O GNL é promovido como uma alternativa “limpa” para a transição energética, especialmente no setor naval. No entanto, ele é composto majoritariamente por metano, um dos gases de efeito estufa mais potentes já conhecidos. Embora permaneça menos tempo na atmosfera do que o dióxido de carbono (CO₂), o metano é 82 vezes mais eficiente em reter calor. É como trocar uma fogueira de lenha por um forno industrial: menos fumaça, mas com um calor muito mais concentrado.

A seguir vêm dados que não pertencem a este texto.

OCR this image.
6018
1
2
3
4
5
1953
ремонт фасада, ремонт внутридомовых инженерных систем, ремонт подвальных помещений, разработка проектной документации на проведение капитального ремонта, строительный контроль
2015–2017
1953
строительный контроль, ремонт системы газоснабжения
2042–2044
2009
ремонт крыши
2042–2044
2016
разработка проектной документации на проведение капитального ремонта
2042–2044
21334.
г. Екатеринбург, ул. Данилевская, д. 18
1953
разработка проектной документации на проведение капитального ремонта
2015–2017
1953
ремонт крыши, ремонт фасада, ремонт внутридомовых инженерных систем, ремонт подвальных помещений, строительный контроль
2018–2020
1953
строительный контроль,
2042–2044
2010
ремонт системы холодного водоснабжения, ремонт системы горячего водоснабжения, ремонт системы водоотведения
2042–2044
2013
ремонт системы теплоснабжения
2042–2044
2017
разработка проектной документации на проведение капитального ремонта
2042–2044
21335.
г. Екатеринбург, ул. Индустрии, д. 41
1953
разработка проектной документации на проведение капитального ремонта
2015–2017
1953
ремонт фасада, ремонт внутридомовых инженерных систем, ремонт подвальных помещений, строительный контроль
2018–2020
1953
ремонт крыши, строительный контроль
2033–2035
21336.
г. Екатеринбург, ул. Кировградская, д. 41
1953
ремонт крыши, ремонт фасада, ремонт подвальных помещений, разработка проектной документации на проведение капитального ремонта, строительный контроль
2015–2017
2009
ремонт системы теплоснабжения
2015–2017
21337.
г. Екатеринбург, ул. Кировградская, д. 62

Segundo o Painel Intergovernamental sobre Mudanças Climáticas (IPCC), a única rota possível para um futuro habitável passa pela eliminação dos combustíveis fósseis e por cortes drásticos nas emissões de gases. No entanto, dados do Conselho Internacional de Transporte Limpo (ICCT) revelam que entre 2016 e 2023 as emissões de metano no setor marítimo aumentaram 180%, impulsionadas justamente pela adoção do GNL.

Aquecimento global

Esse aumento de emissões acelera o aquecimento global, intensifica a acidificação dos oceanos e ameaça recifes de corais e cadeias alimentares inteiras. Como resultado, milhões de brasileiros, especialmente os que dependem da pesca, podem enfrentar riscos crescentes à sua segurança alimentar. Além disso, os projetos de infraestrutura de GNL estão sendo instalados em áreas de rica biodiversidade, afetando ecossistemas sensíveis e comunidades indígenas que há séculos habitam essas regiões.

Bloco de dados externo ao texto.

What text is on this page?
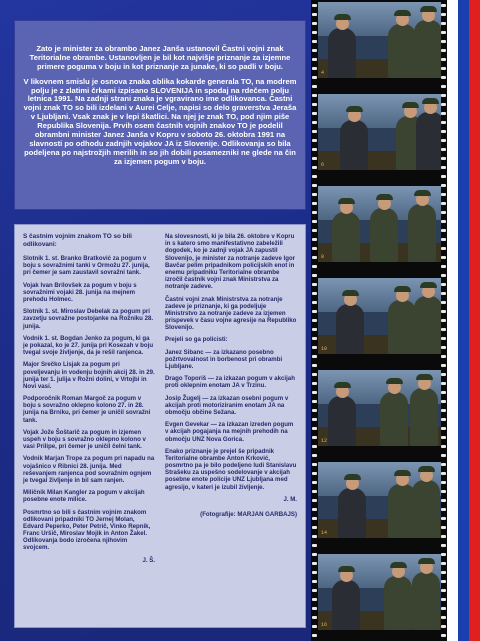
Zato je minister za obrambo Janez Janša ustanovil Častni vojni znak Teritorialne obrambe. Ustanovljen je bil kot najvišje priznanje za izjemne primere poguma v boju in kot priznanje za junake, ki so padli v boju.

V likovnem smislu je osnova znaka oblika kokarde generala TO, na modrem polju je z zlatimi črkami izpisano SLOVENIJA in spodaj na rdečem polju letnica 1991. Na zadnji strani znaka je vgravirano ime odlikovanca. Častni vojni znak TO so bili izdelani v Aurei Celje, napisi so delo graverstva Jeraša v Ljubljani. Vsak znak je v lepi škatlici. Na njej je znak TO, pod njim piše Republika Slovenija. Prvih osem častnih vojnih znakov TO je podelil obrambni minister Janez Janša v Kopru v soboto 26. oktobra 1991 na slavnosti po odhodu zadnjih vojakov JA iz Slovenije. Odlikovanja so bila podeljena po najstrožjih merilih in so jih dobili posamezniki ne glede na čin za izjemen pogum v boju.

S častnim vojnim znakom TO so bili odlikovani:

Slotnik 1. st. Branko Bratković za pogum v boju s sovražnimi tanki v Ormožu 27. junija, pri čemer je sam zaustavil sovražni tank.

Vojak Ivan Brilovšek za pogum v boju s sovražnimi vojaki 28. junija na mejnem prehodu Holmec.

Slotnik 1. st. Miroslav Debelak za pogum pri zavzetju sovražne postojanke na Rožniku 28. junija.

Vodnik 1. st. Bogdan Jenko za pogum, ki ga je pokazal, ko je 27. junija pri Kosezah v boju tvegal svoje življenje, da je rešil ranjenca.

Major Srečko Lisjak za pogum pri povelјevanju in vodenju bojnih akcij 28. in 29. junija ter 1. julija v Rožni dolini, v Vrtojbi in Novi vasi.

Podporočnik Roman Margoč za pogum v boju s sovražno oklepno kolono 27. in 28. junija na Brniku, pri čemer je uničil sovražni tank.

Vojak Jože Šoštarič za pogum in izjemen uspeh v boju s sovražno oklepno kolono v vasi Prilipe, pri čemer je uničil čelni tank.

Vodnik Marjan Trope za pogum pri napadu na vojašnico v Ribnici 28. junija. Med reševanjem ranjenca pod sovražnim ognjem je tvegal življenje in bil sam ranjen.

Miličnik Milan Kangler za pogum v akcijah posebne enote milice.

Posmrtno so bili s častnim vojnim znakom odlikovani pripadniki TO Jernej Molan, Edvard Peperko, Peter Petrič, Vinko Repnik, Franc Uršič, Miroslav Mojik in Anton Žakel. Odlikovanja bodo izročena njihovim svojcem.

J. Š.

Na slovesnosti, ki je bila 26. oktobre v Kopru in s katero smo manifestativno zabeležili dogodek, ko je zadnji vojak JA zapustil Slovenijo, je minister za notranje zadeve Igor Bavčar pelim pripadnikom policijskih enot in enemu pripadniku Teritorialne obrambe izročil častnik vojni znak Ministrstva za notranje zadeve.

Častni vojni znak Ministrstva za notranje zadeve je priznanje, ki ga podeljuje Ministrstvo za notranje zadeve za izjemen prispevek v času vojne agresije na Republiko Slovenijo.

Prejeli so ga policisti:

Janez Sibanc — za izkazano posebno požrtvovalnost in borbenost pri obrambi Ljubljane.

Drago Toporiš — za izkazan pogum v akcijah proti oklepnim enotam JA v Trzinu.

Josip Žugelj — za izkazan osebni pogum v akcijah proti motoriziranim enotam JA na območju občine Sežana.

Evgen Gevekar — za izkazan izreden pogum v akcijah pogajanja na mejnih prehodih na območju UNZ Nova Gorica.

Enako priznanje je prejel še pripadnik Teritorialne obrambe Anton Krković, posmrtno pa je bilo podeljeno ludi Stanislavu Strašeku za uspešno sodelovanje v akcijah posebne enote policije UNZ Ljubljana med agresijo, v kateri je izubil življenje.

J. M.

(Fotografije: MARJAN GARBAJS)

4
6
8
10
12
14
16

Mesmo diante dessas evidências, o Brasil continua a apostar nessa tecnologia. Navios movidos a GNL estão sendo considerados em projetos nacionais, o que contraria as projeções da Agência Internacional de Energia. Segundo essa instituição, a demanda global por gás natural deverá despencar nos próximos cinco anos, como parte do esforço global para atender às metas do Acordo de Paris. Isso significa que os investimentos atuais em GNL podem rapidamente se transformar em ativos encalhados, navios caros e tecnologicamente obsoletos navegando rumo a um horizonte sem futuro.

A metáfora do “falso herói”

A metáfora do “falso herói” se aplica bem ao GNL. Ele se apresenta como salvador dos mares, mas na verdade perpetua a dependência de fósseis, atrasa a adoção de fontes renováveis e compromete o equilíbrio climático planetário. E o custo de manter esse falso herói em operação vai muito além do financeiro: trata-se de um preço pago em biodiversidade perdida, em comunidades deslocadas e em um planeta menos habitável para as futuras gerações.

As taxas sobre emissões de carbono previstas a partir de 2028 para embarcações movidas a GNL representam mais um sinal de alerta. É como se o mundo dissesse: “Essa tecnologia tem um custo alto demais para continuar sendo ignorado”. Em vez de investir em filtros ecológicos para uma velha máquina, é hora de projetar novos navios — movidos a sol, vento e inovação brasileira.

COP30 em Belém

A realização da COP30 em Belém, no coração da Amazônia, oferece ao Brasil uma oportunidade histórica de assumir a liderança global em soluções sustentáveis. Em vez de mirar no passado com combustíveis fósseis disfarçados de verdes, podemos investir em energia eólica, solar e novas tecnologias limpas para transporte. É uma chance de virar a página e escrever um novo capítulo, onde o mar seja fonte de vida, não depósito de metano.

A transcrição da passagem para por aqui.